Price, as always, is the determining technical factor. A move above the $49 level is a bullish breakout, and it could initiate the sharp move higher in the stock price. If the stock broke below the $42 level it would represent another failure similar to the one last year, and it would imply another downdraft in Canopy’s share price.

Bearish Reversal Pattern On The eBay Chart

Shares of eBay are up 35% from their December low. They have recovered about 50% of their sharp decline in 2018. But over the last several weeks a bearish reversal pattern has formed on the weekly chart.

It suggests an intermediate term top is in place.

The eveningstar is a three-period bearish reversal pattern. It consists of a large up-day candle, followed by a doji-like candle, and completed by a large down-day candle. It is a visual representation of a shift in trader sentiment from bullishness to bearishness.

There is also, an open gap between $32 and $31 that occurred in January this year. If eBay shares continue to slip lower the magnetic properties of the January gap will increase, potentially drawing the stock price in to fill the void.

A fairly reliable reversal pattern that forms after a strong run and at a potential level of Fibonacci resistance is one that demands particular attention.

What’s Up with Gold?

The SPDR Gold Shares ETF has had a propensity to trade in large triangle patterns on a long term timeframe. Since, early 2014 the fund has been rising in a complex triangle pattern. That is, one smaller triangle that formed in 2017 to 2018 situated within a larger multi-year triangle that began in 2014.

This year the GLD is testing a key intersection of both of those triangle patterns. The resistance line of the larger triangle going back to 2014 is meeting up with the support line of the smaller 2017/2018 triangle, at its apex. This junction at about $127, along with the 2018 highs at $130 has created a zone of resistance.

This zone will be difficult to break through but if it is penetrated, it would signal the end of a long term bottoming process for the precious metal. There is an old technical expression that goes something like, “The longer the base, the higher the space.” It suggests that a long period of basing is followed by a long period of rising prices. My response is, “One step at a time and keep your stops tight.”

Let’s take a look a closer look at the weekly chart.

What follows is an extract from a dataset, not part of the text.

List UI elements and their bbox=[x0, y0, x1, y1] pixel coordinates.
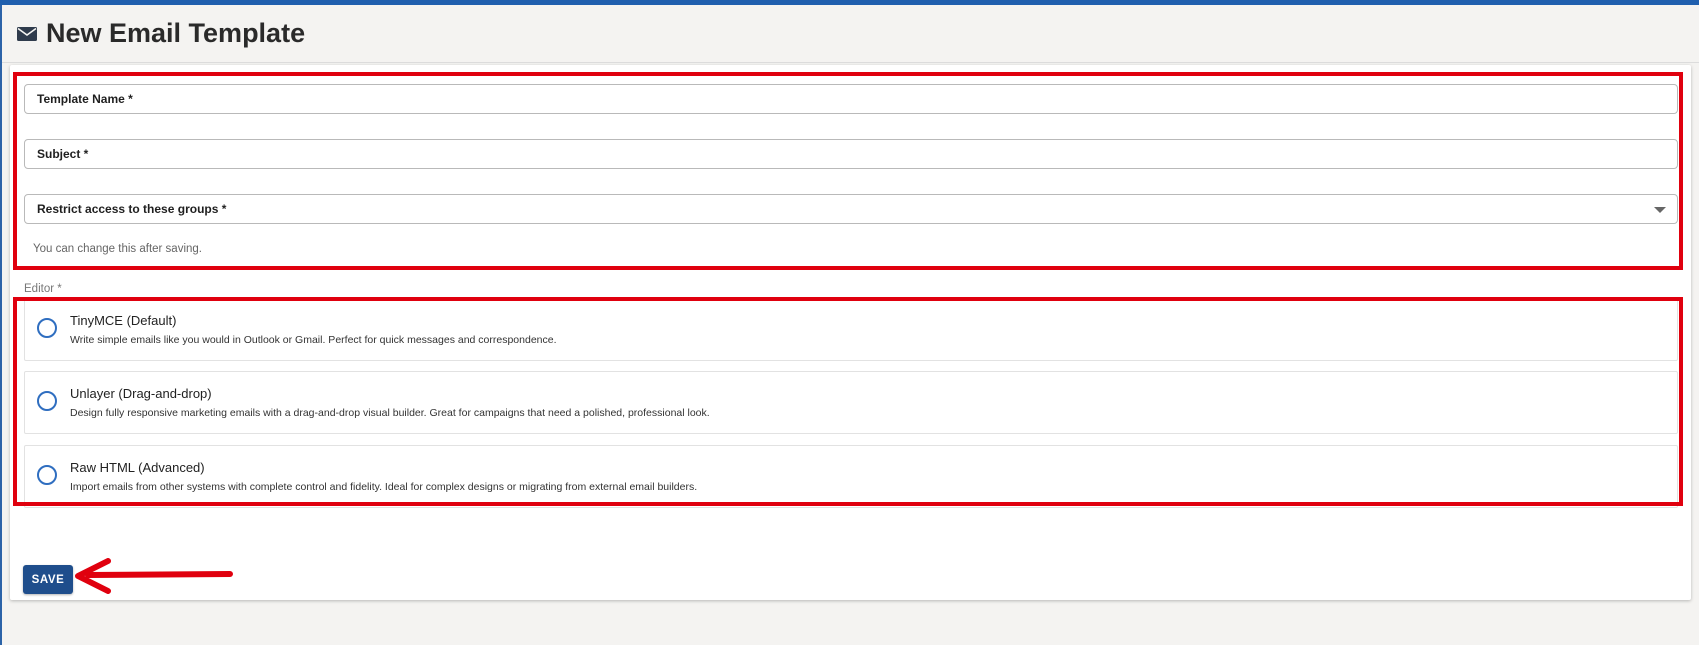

Consolidation in the last half of 2018 formed a cup and handle pattern. We highlighted the formation early this year and its projected upside target price. That pattern objective was reached last month and the GLD pressed on up to briefly test the $127 level. But by the end of February it had dropped back down to the 38% retracement level of the 2018 low and its recently made high.

At the time were bullish on gold and expected that after reaching the cup and handle pattern target price, the GLD would continue on and break above long term resistance. That was pure speculation and in hindsight it seems more logical that, after achieving its target objective a pullback was in order.

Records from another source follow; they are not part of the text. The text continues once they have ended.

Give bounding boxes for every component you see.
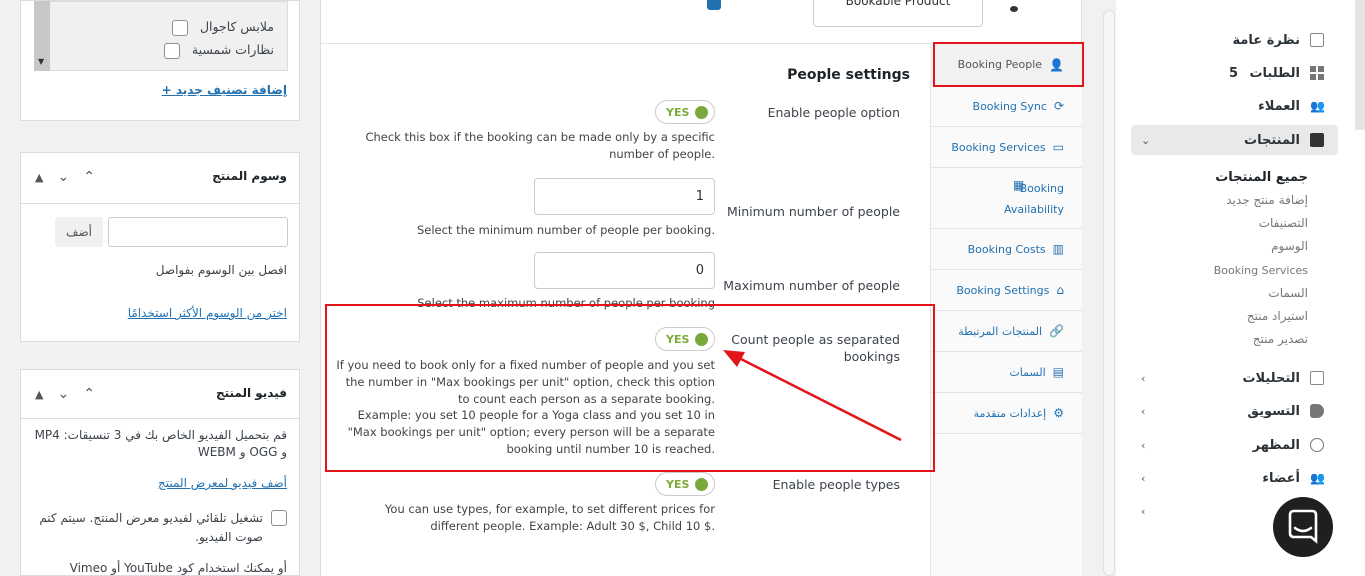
video-title: فيديو المنتج [215,386,287,400]
chevron-left-icon: ‹ [1141,471,1146,485]
submenu-categories[interactable]: التصنيفات [1259,216,1308,230]
tab-advanced[interactable]: إعدادات متقدمة ⚙ [930,393,1082,434]
chevron-down-icon: ⌄ [1141,133,1151,147]
video-desc: قم بتحميل الفيديو الخاص بك في 3 تنسيقات:… [34,428,287,459]
tags-box: وسوم المنتج ▲⌄⌃ أضف افصل بين الوسوم بفوا… [20,152,300,342]
users-icon: 👥 [1310,99,1325,113]
category-item[interactable]: ملابس كاجوال [171,19,274,36]
nav-customers[interactable]: العملاء 👥 [1131,91,1338,121]
chevron-left-icon: ‹ [1141,371,1146,385]
gear-icon: ⚙ [1053,406,1064,420]
nav-overview[interactable]: نظرة عامة [1131,25,1338,55]
box-arrows[interactable]: ▲⌄⌃ [35,386,109,402]
tab-booking-sync[interactable]: Booking Sync ⟳ [930,86,1082,127]
list-icon: ▤ [1052,365,1064,379]
submenu-attributes[interactable]: السمات [1268,286,1308,300]
scroll-down-icon[interactable]: ▼ [38,57,44,66]
box-icon [1310,133,1324,147]
autoplay-checkbox[interactable] [271,510,287,526]
enable-people-help: Check this box if the booking can be mad… [365,130,715,161]
submenu-all-products[interactable]: جميع المنتجات [1215,170,1308,185]
add-tag-button[interactable]: أضف [55,217,103,247]
page-scrollbar-thumb[interactable] [1355,0,1365,130]
tags-hint: افصل بين الوسوم بفواصل [155,263,287,277]
tab-attributes[interactable]: السمات ▤ [930,352,1082,393]
submenu-booking-services[interactable]: Booking Services [1214,264,1308,277]
people-types-toggle[interactable]: YES [655,472,715,496]
tab-linked-products[interactable]: المنتجات المرتبطة 🔗 [930,311,1082,352]
sidebar-scrollbar[interactable] [1103,10,1115,576]
popular-tags-link[interactable]: اختر من الوسوم الأكثر استخدامًا [128,306,287,320]
home-icon: ⌂ [1056,283,1064,297]
calendar-icon: ▦ [1013,178,1025,192]
video-box: فيديو المنتج ▲⌄⌃ قم بتحميل الفيديو الخاص… [20,369,300,576]
tab-booking-settings[interactable]: Booking Settings ⌂ [930,270,1082,311]
highlight-booking-people-tab [933,42,1084,87]
category-item[interactable]: نظارات شمسية [163,42,274,59]
window-icon: ▭ [1052,140,1064,154]
tags-input[interactable] [108,217,288,247]
nav-marketing[interactable]: ‹ التسويق [1131,396,1338,426]
chevron-down-icon[interactable]: ⌄ [57,386,83,402]
orders-count-badge: 5 [1228,65,1238,81]
add-category-link[interactable]: + إضافة تصنيف جديد [162,83,287,97]
chevron-down-icon[interactable]: ⌄ [57,169,83,185]
categories-box: ▼ ملابس كاجوال نظارات شمسية + إضافة تصني… [20,0,300,121]
product-type-select[interactable]: Bookable Product [813,0,983,27]
nav-products[interactable]: ⌄ المنتجات [1131,125,1338,155]
min-people-help: Select the minimum number of people per … [416,223,715,237]
move-up-icon[interactable]: ▲ [35,171,57,184]
chevron-left-icon: ‹ [1141,438,1146,452]
tab-booking-availability[interactable]: Booking Availability ▦ [930,168,1082,229]
min-people-label: Minimum number of people [726,204,900,219]
nav-members[interactable]: ‹ أعضاء 👥 [1131,463,1338,493]
virtual-checkbox[interactable] [707,0,721,10]
nav-orders[interactable]: الطلبات 5 [1131,58,1338,88]
add-video-link[interactable]: أضف فيديو لمعرض المنتج [158,476,287,490]
people-types-label: Enable people types [772,477,900,492]
submenu-import[interactable]: استيراد منتج [1247,309,1308,323]
submenu-tags[interactable]: الوسوم [1271,239,1308,253]
chevron-left-icon: ‹ [1141,504,1146,518]
people-types-help: You can use types, for example, to set d… [384,502,715,533]
enable-people-toggle[interactable]: YES [655,100,715,124]
bar-chart-icon: ▥ [1052,242,1064,256]
megaphone-icon [1310,404,1324,418]
tags-title: وسوم المنتج [212,169,287,183]
palette-icon [1310,438,1324,452]
nav-appearance[interactable]: ‹ المظهر [1131,430,1338,460]
section-heading: People settings [787,67,910,83]
annotation-arrow [723,350,902,442]
chevron-up-icon[interactable]: ⌃ [83,386,109,402]
tab-booking-costs[interactable]: Booking Costs ▥ [930,229,1082,270]
max-people-input[interactable]: 0 [534,252,715,289]
chat-launcher-button[interactable] [1273,497,1333,557]
youtube-hint: أو يمكنك استخدام كود YouTube أو Vimeo [69,561,287,575]
chat-icon [1288,509,1318,544]
checkbox[interactable] [171,19,188,36]
move-up-icon[interactable]: ▲ [35,388,57,401]
user-group-icon: 👥 [1310,471,1325,485]
bar-chart-icon [1310,371,1324,385]
submenu-export[interactable]: تصدير منتج [1253,332,1308,346]
categories-list [34,1,288,71]
enable-people-label: Enable people option [767,105,900,120]
tab-booking-services[interactable]: Booking Services ▭ [930,127,1082,168]
chart-icon [1310,33,1324,47]
submenu-add-product[interactable]: إضافة منتج جديد [1226,193,1308,207]
max-people-label: Maximum number of people [723,278,900,293]
min-people-input[interactable]: 1 [534,178,715,215]
nav-analytics[interactable]: ‹ التحليلات [1131,363,1338,393]
link-icon: 🔗 [1049,324,1064,338]
sync-icon: ⟳ [1053,99,1064,113]
chevron-left-icon: ‹ [1141,404,1146,418]
chevron-up-icon[interactable]: ⌃ [83,169,109,185]
grid-icon [1310,66,1324,80]
help-icon[interactable] [1010,6,1018,12]
box-arrows[interactable]: ▲⌄⌃ [35,169,109,185]
autoplay-label: تشغيل تلقائي لفيديو معرض المنتج. سيتم كت… [39,511,263,544]
checkbox[interactable] [163,42,180,59]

Last week the Gold Shares touched the 38% retracement l level of the 2018 low and last month’s high range. On Friday they gapped higher on the open and closed near their high. The end result was a strong looking white candle on the weekly chart.

At this point, it looks like the $117 to $121 area is wide ranging support and the $127 to $130 level is wide ranging resistance. The series of higher lows and the positive Chaikin money flow reading suggest resistance will be tested again.

As we said at the beginning of the year if the Gold Shares ETF does break out it could move significantly higher, but that breakout would not be promulgated by just from a change in the technical condition of the ETF, “It would probably be derived from some deeper undercurrent in the broader market. Not sure what that undercurrent would be but the implication is that it might not be a good thing.”